Team: Ruth Park (Team Lead), Jessy Lin, Jordan Wick, Nancy Hung, Mo Eltahir
Problem: How can we boost positivity for individuals by increasing awareness of and connectivity to loved ones? Solution: inTouch is a webapp and phone app that helps you be 1. more in touch with yourself through mood tracking 2. more in touch with your loved ones by making it easier to keep up with their emotional states and a smart prompting system which encourages you to meet up in person 3. more in touch with positivity through a delayed messaging system which allows users to send positive and encouraging messages to their loved ones that they open when they’re feeling particularly negative.
Team: Rosa Ruiz (Team Lead), Wei Xun He (Team Lead), Andy Wang, jane Fessenden, Sherri Green, Vivek Miglani
How can we reduce food insecurity in Massachusetts?
Our Food Waste team worked to create a secure food locker to act as a resource for underserved communities.
1/10 households in Massachusetts suffer from food insecurity. Many rely on pantries, but pantries are far, food is heavy, kids can’t stay home alone, and hours are limited. Food Secure is a food locker for nonperishables and toiletries. The design proposal is insulated with foam and/or mylar with an weatherproof, plastic exterior. Food secure can be individual or communal, and would be refilled regularly by pantries. It would be located by T stops, parking garages, or existing pantries and opened by either calling in for a code or an app that detects and opens the locker. Food Secure’s goal is to save time and energy while ensuring a supply of healthy food and toiletries.
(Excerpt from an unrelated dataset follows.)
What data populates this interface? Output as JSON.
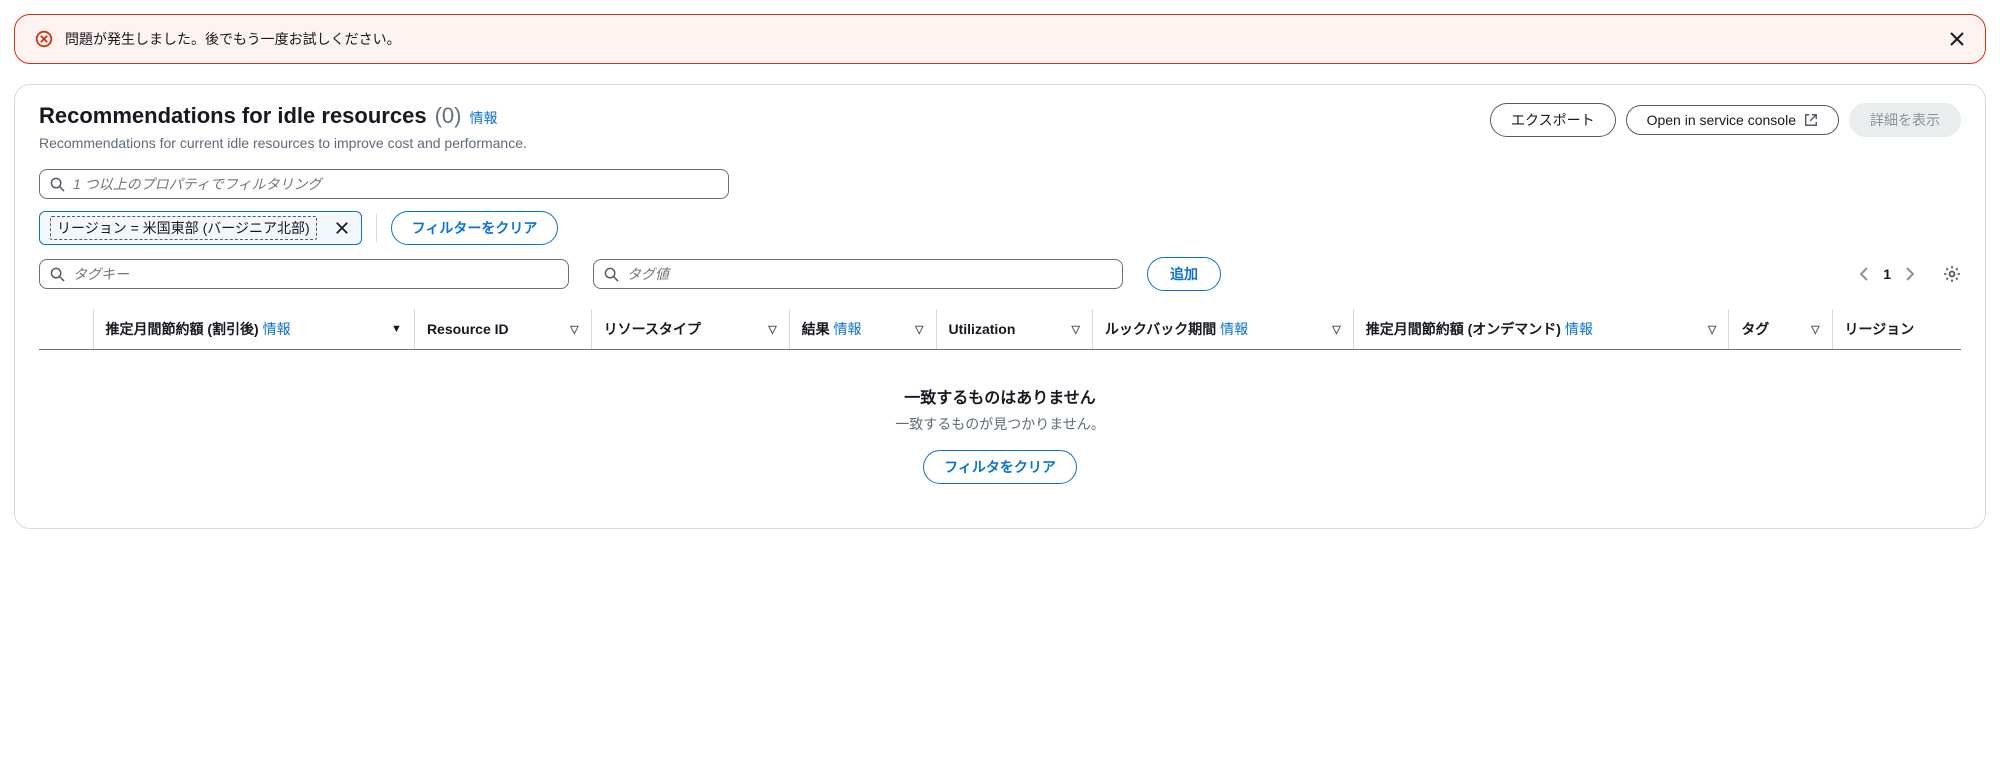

Team: Ana Lo, Emily Young, Lauren Luo, Timothy Ngotiaoco
Problem: How can we decrease stigma around mental health and create awareness about how the student body is feeling? Solution: Create a website that allows student input to create a graphical representation of the emotional climate at any given time period. We want to use this to create a tangible representation of Mental Health on campus. We think that making mental health less abstract is the key to reducing stigma and important in the push for better mental health.
MIT is a top tier school that offers a set of very challenging courses. As a result, students often end up feeling stressed about certain classes and events on campus. Compared to the 6.5-7.5 national average of suicides per 100k students, the MIT suicide rate was 10.17. While there are a lot of resources available for those struggling with mental health, there are still students who do not seek help. There is also a general a lack of tangibility of mental climate at MIT.
In order to make mental health more understandable to the MIT community, our Campus Feels team created a website and app that clearly displayed the current mental climate at MIT in a visually pleasing and graphical approach. The ultimate goal was to help the MIT community realize that there is a serious mental health problem at MIT, show administrators the main source of stress, and help students support each other.